Brain fog aka Cognitive Dysfunction is one of the most common and disabling symptoms of Myalgic Encephalomyelitis or MECFS and other chronic Illness. It is also an intellectual disability. Something many of us would rather not admit.
But the truth is, there is no reason to be ashamed of intellectual disability in the same way there is no reason to be ashamed of physical disability. Neither is our fault, and admitting the ways they make our lives more challenging only empowers us to take steps towards the accommodation and support that we need.
Now about the s word. Stupid. This word has a bad rap in the #disability and neurodivergent community. That is because it is often misapplied.
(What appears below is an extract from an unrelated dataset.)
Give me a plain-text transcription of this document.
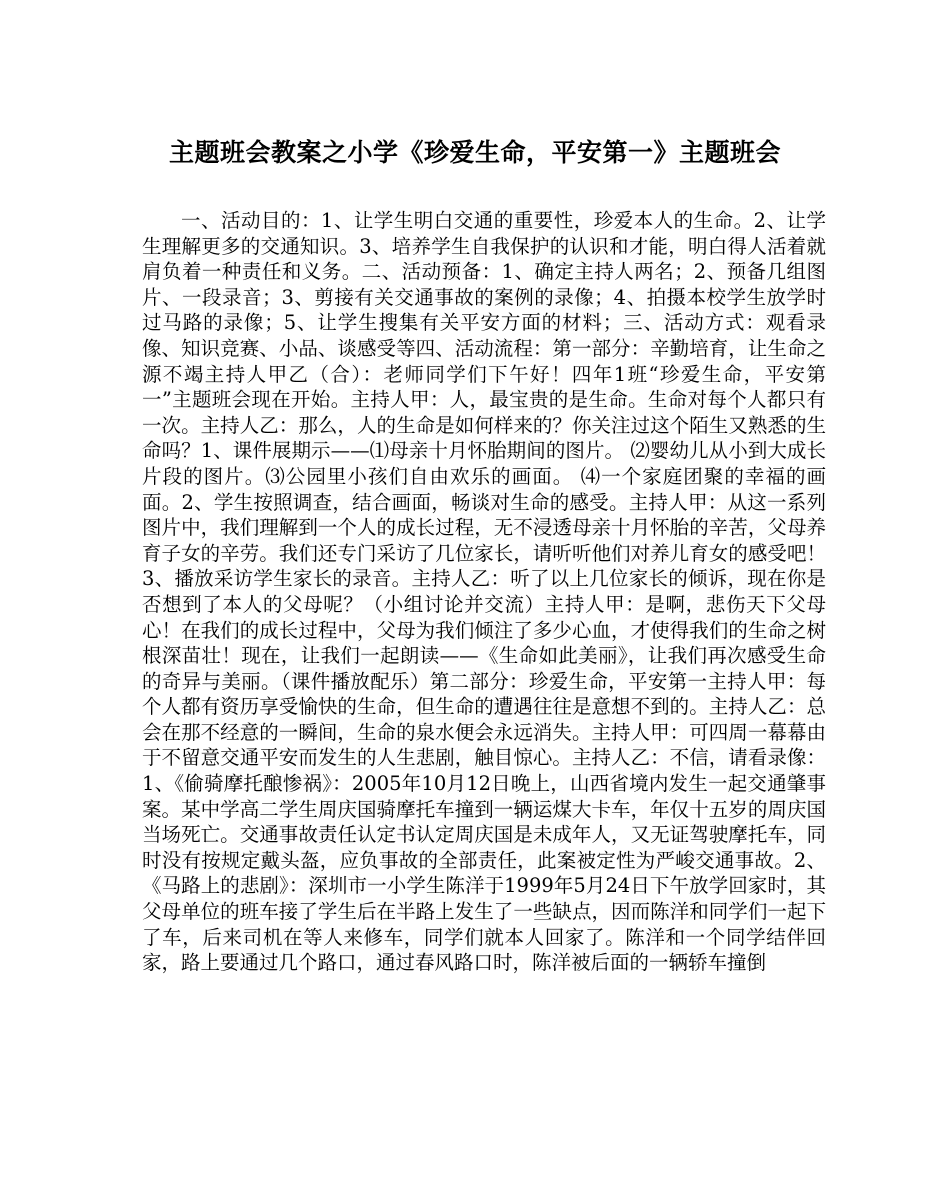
主题班会教案之小学《珍爱生命，平安第一》主题班会

一、活动目的：1、让学生明白交通的重要性，珍爱本人的生命。2、让学生理解更多的交通知识。3、培养学生自我保护的认识和才能，明白得人活着就肩负着一种责任和义务。二、活动预备：1、确定主持人两名；2、预备几组图片、一段录音；3、剪接有关交通事故的案例的录像；4、拍摄本校学生放学时过马路的录像；5、让学生搜集有关平安方面的材料；三、活动方式：观看录像、知识竞赛、小品、谈感受等四、活动流程：第一部分：辛勤培育，让生命之源不竭主持人甲乙（合）：老师同学们下午好！四年1班“珍爱生命，平安第一”主题班会现在开始。主持人甲：人，最宝贵的是生命。生命对每个人都只有一次。主持人乙：那么，人的生命是如何样来的？你关注过这个陌生又熟悉的生命吗？1、课件展期示——⑴母亲十月怀胎期间的图片。 ⑵婴幼儿从小到大成长片段的图片。⑶公园里小孩们自由欢乐的画面。 ⑷一个家庭团聚的幸福的画面。2、学生按照调查，结合画面，畅谈对生命的感受。主持人甲：从这一系列图片中，我们理解到一个人的成长过程，无不浸透母亲十月怀胎的辛苦，父母养育子女的辛劳。我们还专门采访了几位家长，请听听他们对养儿育女的感受吧！3、播放采访学生家长的录音。主持人乙：听了以上几位家长的倾诉，现在你是否想到了本人的父母呢？（小组讨论并交流）主持人甲：是啊，悲伤天下父母心！在我们的成长过程中，父母为我们倾注了多少心血，才使得我们的生命之树根深苗壮！现在，让我们一起朗读——《生命如此美丽》，让我们再次感受生命的奇异与美丽。（课件播放配乐）第二部分：珍爱生命，平安第一主持人甲：每个人都有资历享受愉快的生命，但生命的遭遇往往是意想不到的。主持人乙：总会在那不经意的一瞬间，生命的泉水便会永远消失。主持人甲：可四周一幕幕由于不留意交通平安而发生的人生悲剧，触目惊心。主持人乙：不信，请看录像： 1、《偷骑摩托酿惨祸》：2005年10月12日晚上，山西省境内发生一起交通肇事案。某中学高二学生周庆国骑摩托车撞到一辆运煤大卡车，年仅十五岁的周庆国当场死亡。交通事故责任认定书认定周庆国是未成年人，又无证驾驶摩托车，同时没有按规定戴头盔，应负事故的全部责任，此案被定性为严峻交通事故。2、《马路上的悲剧》：深圳市一小学生陈洋于1999年5月24日下午放学回家时，其父母单位的班车接了学生后在半路上发生了一些缺点，因而陈洋和同学们一起下了车，后来司机在等人来修车，同学们就本人回家了。陈洋和一个同学结伴回家，路上要通过几个路口，通过春风路口时，陈洋被后面的一辆轿车撞倒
Stupid means having a general lack of intelligence. Having specific intellectual shortcomings does not make you stupid. Making mistakes does not make you stupid. General intelligence is not even truly definable. So how can anything make you stupid?
Well... brain fog might just be the one place that makes sense. The reason it's called brain fog is that it is a fog, a friction and slowing of every thought you have. A general loss of intelligence. We become stupid compared to the only person who we can truly compare our intelligence to: ourselves.
This doesn't make us worthless. For multiple reasons. First:
Intellectual disability is not a personal failing.
Second:
Just because overall intelligence is reduced doesn't mean we don't still have particular strengths and specialties.
For example, I have always been good at writing. My hyperfocus kicks in when I research and I can info dump with the best of them. But at the same time, things I always struggled with being autistic like reading people and processing emotions are even more difficult than ever.
So I hope this makes you feel a little more comfortable to say: brain fog makes me stupid. But also my worth is not my intelligence.